『マッドサイエンティストの手帳』224
●石原藤夫『卑彌呼と日本書紀』(栄光出版社)
石原博士が挑む<邪馬台国>と<卑彌呼>の謎
ハードSFの大先輩・石原藤夫博士のどこにこんな知的好奇心とそれを大著に結実させるパワーが潜んでいるのだろう。
前の研究書『国際通信の日本史』では「科学史家」という「顔」が加わった。……それまでの「顔」は「技術者・研究者・科学者」「ハードSF作家」「SF科学研究家」そして「日本一のSF書誌学研究家」である。
今度の顔は「古代史研究家」である。
『卑彌呼と日本書紀』はその一部がハードSF研究所公報に連載されていた、邪馬台国と卑彌呼に関する研究がまとめられたもの。といっても、大幅に加筆訂正再編集、文献リストや年表が加えられているから、書き下ろし同然。600頁の大著であるから、いつこんな研究がなされていたのかと驚く。
それに、科学関係……とくに宇宙、通信、物理学、ロボットなどSF周辺の科学が主なフィールドであった石原博士が、なんと邪馬台国の謎に挑む! あの石原博士が光世紀宇宙から一転して古代史の世界へ?! と、正直いって、ちょっととまどう。 だが、読み始めると、これはやっぱり石原博士の研究なんだなあと実感できる。
「光世紀の世界」の構築がまず星図作りから始められたように、邪馬台国の研究もまず膨大な文献の収集と読み込み、数多い論点の分類から始まっている。「何よりも基礎作業が重要である」……これは石原博士の一貫した姿勢で、やっぱりこの部分の労力が凄い。このへんが、時々話題になるアマチュア研究家のトンデモ本(とまではいわないが、ちょっと際物めいた「研究書」)とちがうところだ。最初に掲げられた九州説派と大和説派の区分リストだけでも過去の研究が概観できるようで感心する。
ここから、膨大な文献と論点を検証しつつ「卑彌呼」の正体に迫っていく。
この雰囲気は「光世紀」に挑んだ姿勢と変わらない。つまり、「日本一のSF書誌学者」の文献調査力(古文献)と「光世紀世界」を構築した科学の方法(ここでは考古学の成果、特に年輪年代法)がいかんなく発揮されていて、新しいセンス・オブ・ワンダーの世界へ導いてくれるのである。
最終的には、卑彌呼の(たぶん)眠っている古墳にまで行きつくが、ここでも記述は客観的で、異論も別の可能性も紹介しつつの結論である。
文献リストや年表の工夫など、やっぱりこれは石原博士にしかできない研究なんだなあと思う。
この研究に対してSF的センス・オブ・ワンダーと感想を述べるのは、テーマに対して失礼かもしれない。
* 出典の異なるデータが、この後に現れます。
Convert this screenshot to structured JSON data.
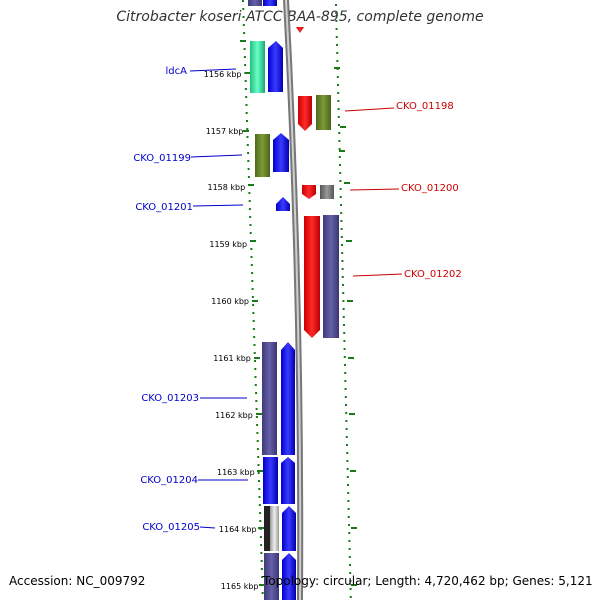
{
  "title": "Citrobacter koseri ATCC BAA-895, complete genome",
  "footer": {
    "accession": "Accession: NC_009792",
    "stats": "Topology: circular; Length: 4,720,462 bp; Genes: 5,121"
  },
  "scale_ticks": [
    "1156 kbp",
    "1157 kbp",
    "1158 kbp",
    "1159 kbp",
    "1160 kbp",
    "1161 kbp",
    "1162 kbp",
    "1163 kbp",
    "1164 kbp",
    "1165 kbp"
  ],
  "colors": {
    "reverse_label": "#0000cc",
    "forward_label": "#cc0000",
    "backbone": "#888888",
    "dots": "#1a7a1a"
  },
  "genes": {
    "ldcA": "ldcA",
    "cko_01198": "CKO_01198",
    "cko_01199": "CKO_01199",
    "cko_01200": "CKO_01200",
    "cko_01201": "CKO_01201",
    "cko_01202": "CKO_01202",
    "cko_01203": "CKO_01203",
    "cko_01204": "CKO_01204",
    "cko_01205": "CKO_01205"
  }
}
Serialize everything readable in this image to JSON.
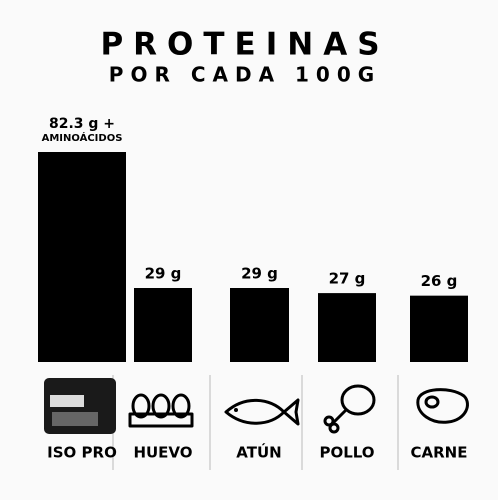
{
  "chart_data": {
    "type": "bar",
    "title": "PROTEINAS",
    "subtitle": "POR CADA 100G",
    "categories": [
      "ISO PRO",
      "HUEVO",
      "ATÚN",
      "POLLO",
      "CARNE"
    ],
    "values": [
      82.3,
      29,
      29,
      27,
      26
    ],
    "value_labels": [
      "82.3 g +",
      "29 g",
      "29 g",
      "27 g",
      "26 g"
    ],
    "annotations": [
      "AMINOÁCIDOS"
    ],
    "color": "#000000"
  }
}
このへんは、小生の読者としての限界でもある。だが、色々触発されるところもあり、できれば関連書籍を読んでみたくなる。たとえば計量言語学の安本美典氏が九州説というのはちょっと意外な気がするし、そうなると「数理歴史学」(こんな文献の名前さえ知らなかった)を読んでみたくなる。こういう効用こそがいいのではないか。
それにしても、これが約2年間の研究成果……この2年間、わしゃ何をやっていたのかと自省することしきり。石原博士の知的パワーには改めて頭が下がる。